Srikant Sarangi

Srikant Sarangi is Professor in Humanities and Medicine and Director of the Danish Institute of Humanities and Medicine (DIHM) at Aalborg University, Denmark (www.dihm.aau.dk). Between 1993 and 2013, he was Professor in Language and Communication and Director of the Health Communication Research Centre at Cardiff University (UK), where he continues as Emeritus Professor. During 2021-2022, he is Visiting Chair Professor at the Hong Kong Polytechnic University. In recent years, he has been Adjunct Professor at Norwegian University of Science and Technology (NTNU), Norway (2017-2021); Visiting Professor at University of Jyväskylä, Finland (2017-2020); Visiting Professor at the College of Medicine, Qatar University (2017-2020); Visiting Professor under the Academic Icon scheme at University of Malay, Malaysia (2013-2015); Visiting Research Professor, Centre for the Humanities and Medicine, The University of Hong Kong (2013-2016); Adjunct Professor at NTNU, Norway (2009-2013); and Honorary Professor at Aalborg University, Denmark (2009-2014).

In 2012, he was awarded the title of ‘Fellow’ by the Academy of Social Sciences, UK. In 2015, he was elected as a ‘Foreign Member’ of The Finnish Society of Sciences and Letters (Societas Scientiarum Fennica).

His research interests include: institutional and professional discourse from an applied linguistics perspective (e.g., health, social welfare, bureaucracy, education etc.); communication in genetic counselling, HIV/AIDS, telemedicine, primary care and palliative care; communication ethics; teaching and assessment of consulting and communication skills; language and identity in public life; intercultural pragmatics. He has held several project grants to study various aspects of health communication.

He is author and editor of twelve books, guest-editor of nine journal special issues and has published more than 250 journal articles and book chapters in leading journals. In addition, he has presented more than 1000 papers (including plenaries, keynotes, masterclasses and workshops) at international conferences and other forums. Since 1998 he is the editor of TEXT & TALK: An Interdisciplinary Journal of Language, Discourse and Communication Studies (formerly TEXT) as well as the founding editor, since 2004, of both Communication & Medicine and Journal of Applied Linguistics and Professional Practice (formerly Journal of Applied Linguistics). He is also general editor of the book series Studies in Communication in Organisations and Professions (SCOPE). He serves as an editorial board member for other journals and book series[es], and as a consulting advisor at many national and international levels.

Over the last twenty years, he has held visiting academic attachments in many parts of the world including: Australia, Brazil, Canada, Denmark, Finland, France, Germany, Hong Kong, India, Iran, Italy, Malaysia, Nepal, Norway, Portugal, South Africa, Spain, Sweden, Switzerland, Tanzania, UK and USA.
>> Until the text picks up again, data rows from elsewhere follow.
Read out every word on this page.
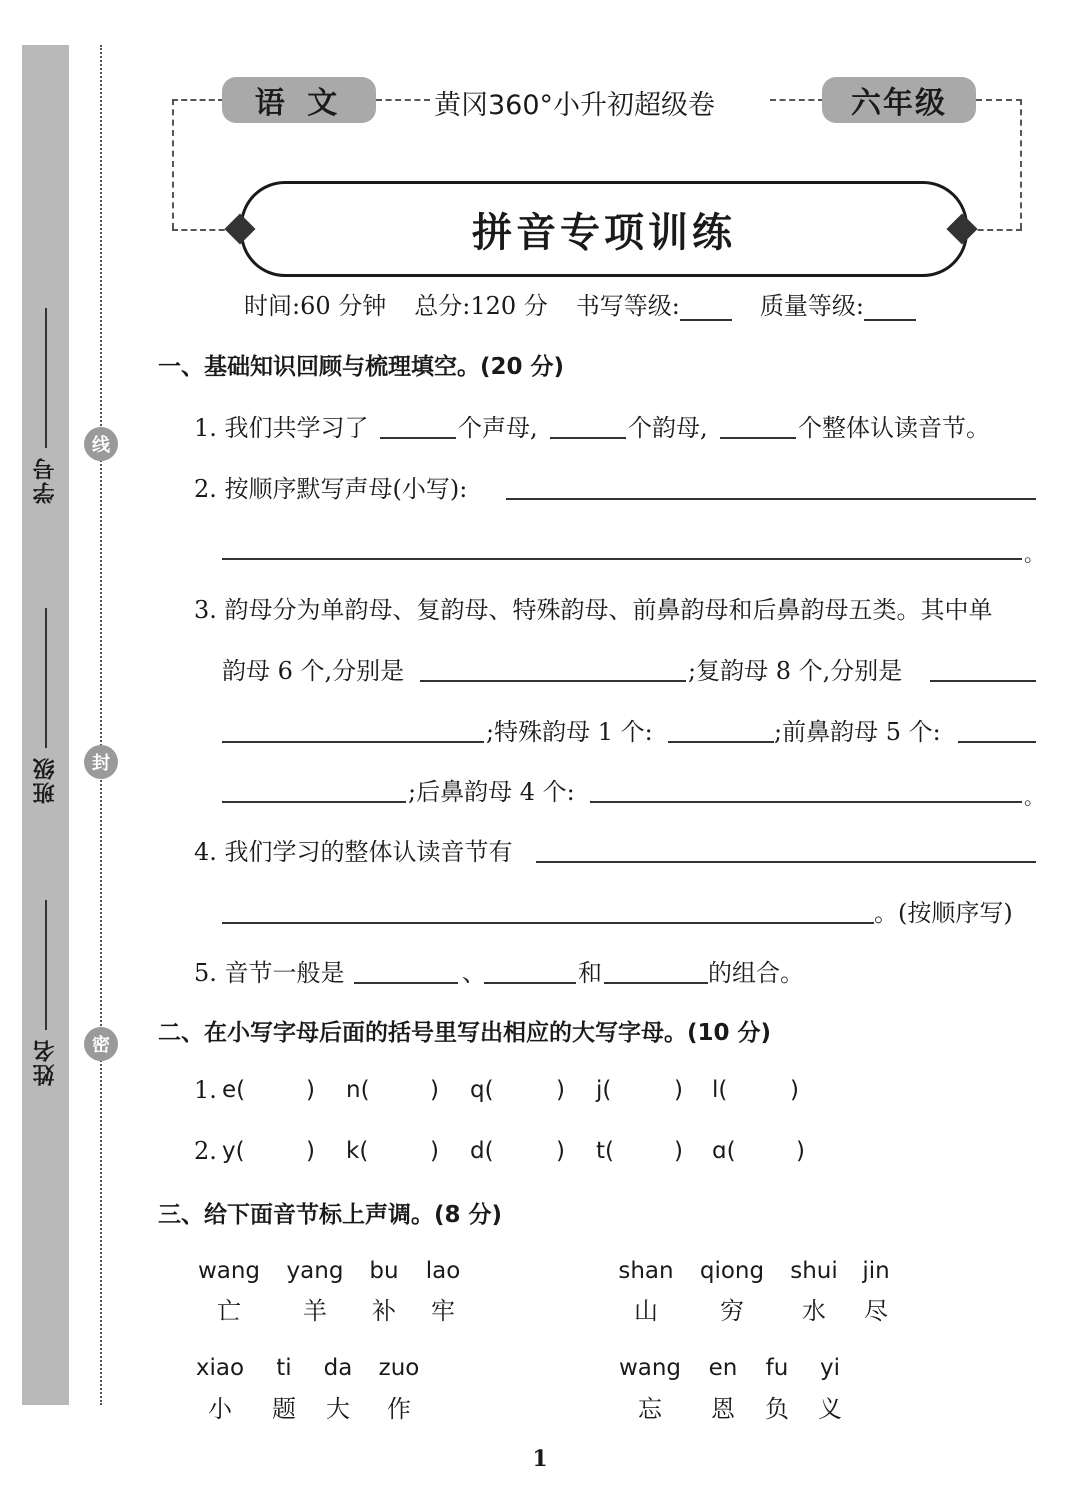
学号
班级
姓名
线
封
密
语 文	黄冈360°小升初超级卷	六年级
拼音专项训练
时间:60 分钟 总分:120 分 书写等级:	质量等级:
一、基础知识回顾与梳理填空。(20 分)
1. 我们共学习了	个声母,	个韵母,	个整体认读音节。
2. 按顺序默写声母(小写):
。
3. 韵母分为单韵母、复韵母、特殊韵母、前鼻韵母和后鼻韵母五类。其中单
韵母 6 个,分别是	;复韵母 8 个,分别是
;特殊韵母 1 个:	;前鼻韵母 5 个:
;后鼻韵母 4 个:	。
4. 我们学习的整体认读音节有
。(按顺序写)
5. 音节一般是	、	和	的组合。
二、在小写字母后面的括号里写出相应的大写字母。(10 分)
1. e(	) n(	) q(	) j(	) l(	)
2. y(	) k(	) d(	) t(	) ɑ(	)
三、给下面音节标上声调。(8 分)
wang	yang	bu	lao
亡	羊	补	牢
shan	qiong	shui	jin
山	穷	水	尽
xiao	ti	da	zuo
小	题	大	作
wang	en	fu	yi
忘	恩	负	义
1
Beyond ‘research ethics’: The ethical dilemma of rigour and/or relevance in interpretation-driven qualitative inquiry

The research act, quintessentially, constitutes an ethical act: Ethical decisions during the research process are cumulative configurations of regulatory principles and contingent practices. Any contingent decision made at one point in the research trajectory will have intended and unintended consequences, especially in the context of qualitative research, including educational research. In this presentation I go beyond the conventional parameters of research ethics (mainly focused on recruitment of participants and collection of data with informed consent) to address the ethical dilemmas of interpreting data and communicating research findings, under the labels ‘interpretation ethics’ and ‘communication ethics’, respectively.

I begin by suggesting a basic distinction between data-driven vs. interpretation-driven qualitative inquiry, which is premised on demystifying what constitutes bottom-up, data-drivenness as well as the emic-etic dichotomy in qualitative research. My discussion will foreground the challenges qualitative researchers face in their everyday interpretive practices relating to raw data and resultant findings. I will also consider the institutional and epistemological consequences surrounding the ‘illusion of choice’ and the ‘imperative of eclecticism’ that qualitative researchers steer through in their ‘engazement’ with data. In drawing attention to the ethical dilemma of ‘rigour and/or relevance’, I suggest that while qualitative researchers’ conceptual predispositions are likely to be aligned with rigorous methodological and analytical frameworks, the practical impact of their research may not directly follow from such rigour. In conclusion, I urge for the affordance of critical reflexivity in our interpretive endeavour.